Implementation of a GPU compression texture GLTF extension

The reason

A long time ago, I heard that WebGL colleagues of the company investigated GPU compression texture. I also did some research before, and found that basis_Universal tool can realize fast UASTC, etc1s fast transcode to the compressed texture format supported by the corresponding platform. However, due to the large volume of WASM and Loader js, they are not used. I found a lighter transcode implementation later, so I wanted to take advantage of it.

explore

Basic-universal-transcoders are written by the KhronosGroup using AssemblyScript. Compared with the wasm of Basis 220+ KB, basic-universal-transcoders are very lightweight, but they only support three transcode formats. Development is not very active.

Later, we learned that LayaAir’s compressed texture use scheme is relatively simple and rough. Ios uses PVRTC, Android ETC1, and others are PNG/JPG. With hDR-prefilter-texture implemented earlier, the same idea can be applied to compressed textures.

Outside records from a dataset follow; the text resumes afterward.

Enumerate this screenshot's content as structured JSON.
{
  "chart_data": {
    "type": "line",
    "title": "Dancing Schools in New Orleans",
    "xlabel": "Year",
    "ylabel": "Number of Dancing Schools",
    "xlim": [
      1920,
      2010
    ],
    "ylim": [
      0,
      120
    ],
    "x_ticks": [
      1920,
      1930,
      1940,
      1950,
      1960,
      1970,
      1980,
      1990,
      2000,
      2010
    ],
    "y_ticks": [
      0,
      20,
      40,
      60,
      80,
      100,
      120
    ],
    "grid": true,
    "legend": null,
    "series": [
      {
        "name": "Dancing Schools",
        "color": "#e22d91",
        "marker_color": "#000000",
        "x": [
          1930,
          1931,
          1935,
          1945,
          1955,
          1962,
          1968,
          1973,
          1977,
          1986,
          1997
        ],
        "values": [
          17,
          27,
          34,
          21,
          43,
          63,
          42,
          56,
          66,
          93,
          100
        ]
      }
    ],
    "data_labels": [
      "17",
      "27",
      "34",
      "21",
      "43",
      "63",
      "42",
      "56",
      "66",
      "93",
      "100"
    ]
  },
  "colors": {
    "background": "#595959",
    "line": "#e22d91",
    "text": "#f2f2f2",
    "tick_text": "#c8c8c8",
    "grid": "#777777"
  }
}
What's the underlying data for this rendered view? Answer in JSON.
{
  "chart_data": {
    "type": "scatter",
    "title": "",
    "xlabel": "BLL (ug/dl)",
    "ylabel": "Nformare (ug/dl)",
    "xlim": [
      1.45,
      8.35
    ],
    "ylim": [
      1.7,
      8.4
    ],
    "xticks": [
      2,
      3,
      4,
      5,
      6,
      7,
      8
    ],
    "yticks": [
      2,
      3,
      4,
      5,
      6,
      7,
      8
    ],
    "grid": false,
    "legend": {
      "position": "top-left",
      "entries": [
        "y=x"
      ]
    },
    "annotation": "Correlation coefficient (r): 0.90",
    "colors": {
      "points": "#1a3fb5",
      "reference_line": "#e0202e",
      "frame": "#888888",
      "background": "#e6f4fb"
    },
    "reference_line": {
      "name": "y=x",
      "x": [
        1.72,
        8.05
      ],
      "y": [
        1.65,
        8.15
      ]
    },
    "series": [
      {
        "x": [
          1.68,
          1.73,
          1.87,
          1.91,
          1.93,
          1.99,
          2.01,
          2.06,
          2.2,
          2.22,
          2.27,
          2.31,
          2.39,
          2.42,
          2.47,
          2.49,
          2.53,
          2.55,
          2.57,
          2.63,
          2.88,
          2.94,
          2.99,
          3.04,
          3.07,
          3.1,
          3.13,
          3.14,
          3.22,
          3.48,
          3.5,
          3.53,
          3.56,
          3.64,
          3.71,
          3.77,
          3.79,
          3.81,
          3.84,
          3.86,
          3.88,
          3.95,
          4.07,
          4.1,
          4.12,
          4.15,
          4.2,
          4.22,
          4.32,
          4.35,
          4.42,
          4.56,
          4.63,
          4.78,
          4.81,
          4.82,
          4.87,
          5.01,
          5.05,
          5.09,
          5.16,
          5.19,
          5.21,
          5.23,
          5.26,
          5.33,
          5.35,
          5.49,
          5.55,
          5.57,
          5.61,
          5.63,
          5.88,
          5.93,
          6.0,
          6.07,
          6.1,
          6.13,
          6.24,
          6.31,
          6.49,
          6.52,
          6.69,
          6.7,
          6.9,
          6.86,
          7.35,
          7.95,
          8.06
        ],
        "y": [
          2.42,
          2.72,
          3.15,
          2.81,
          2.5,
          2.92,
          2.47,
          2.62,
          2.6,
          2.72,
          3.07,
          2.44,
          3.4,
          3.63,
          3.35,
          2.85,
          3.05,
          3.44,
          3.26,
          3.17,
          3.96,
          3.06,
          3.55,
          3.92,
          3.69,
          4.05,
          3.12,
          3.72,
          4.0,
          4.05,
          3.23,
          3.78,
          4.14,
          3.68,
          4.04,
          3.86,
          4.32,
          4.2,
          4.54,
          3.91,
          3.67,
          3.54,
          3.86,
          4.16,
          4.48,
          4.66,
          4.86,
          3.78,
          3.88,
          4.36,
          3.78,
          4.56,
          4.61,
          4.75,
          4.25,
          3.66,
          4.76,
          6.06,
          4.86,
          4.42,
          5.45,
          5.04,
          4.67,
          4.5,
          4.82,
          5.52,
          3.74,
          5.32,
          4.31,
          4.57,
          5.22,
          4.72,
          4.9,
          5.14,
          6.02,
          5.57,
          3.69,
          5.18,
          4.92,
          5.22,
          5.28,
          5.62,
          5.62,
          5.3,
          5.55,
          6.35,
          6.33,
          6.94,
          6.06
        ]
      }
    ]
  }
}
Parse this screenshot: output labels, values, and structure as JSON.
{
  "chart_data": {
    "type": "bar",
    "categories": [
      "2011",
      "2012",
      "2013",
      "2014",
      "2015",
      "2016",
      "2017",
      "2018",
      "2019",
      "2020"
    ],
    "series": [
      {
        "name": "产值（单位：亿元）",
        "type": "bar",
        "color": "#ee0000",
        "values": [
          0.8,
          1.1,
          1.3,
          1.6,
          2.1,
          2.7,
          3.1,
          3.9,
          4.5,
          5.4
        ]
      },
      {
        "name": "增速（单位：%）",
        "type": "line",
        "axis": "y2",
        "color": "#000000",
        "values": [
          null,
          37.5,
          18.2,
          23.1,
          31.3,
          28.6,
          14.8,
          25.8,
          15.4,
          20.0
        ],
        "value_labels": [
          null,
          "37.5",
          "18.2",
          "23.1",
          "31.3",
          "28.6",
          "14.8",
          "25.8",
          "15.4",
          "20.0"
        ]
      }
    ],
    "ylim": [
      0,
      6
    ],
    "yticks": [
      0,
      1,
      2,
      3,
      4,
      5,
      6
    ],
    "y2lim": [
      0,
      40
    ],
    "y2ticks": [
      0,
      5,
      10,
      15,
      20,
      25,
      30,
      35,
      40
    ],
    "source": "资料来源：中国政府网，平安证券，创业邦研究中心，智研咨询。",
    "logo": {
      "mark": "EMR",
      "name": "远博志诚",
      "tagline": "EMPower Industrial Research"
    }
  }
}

Everything that needs to be processed by the Runtime can be preprocessed, and the Runtime only needs to load the preprocessed products

So there’s this gPU-compressed texture extension that stores the Basis Transcode output and the Runtime downloads the corresponding preprocessed format based on the supported format.

Front knowledge

GLTF structure

Since the goal is a GLTF extension, you need to understand the GLTF format.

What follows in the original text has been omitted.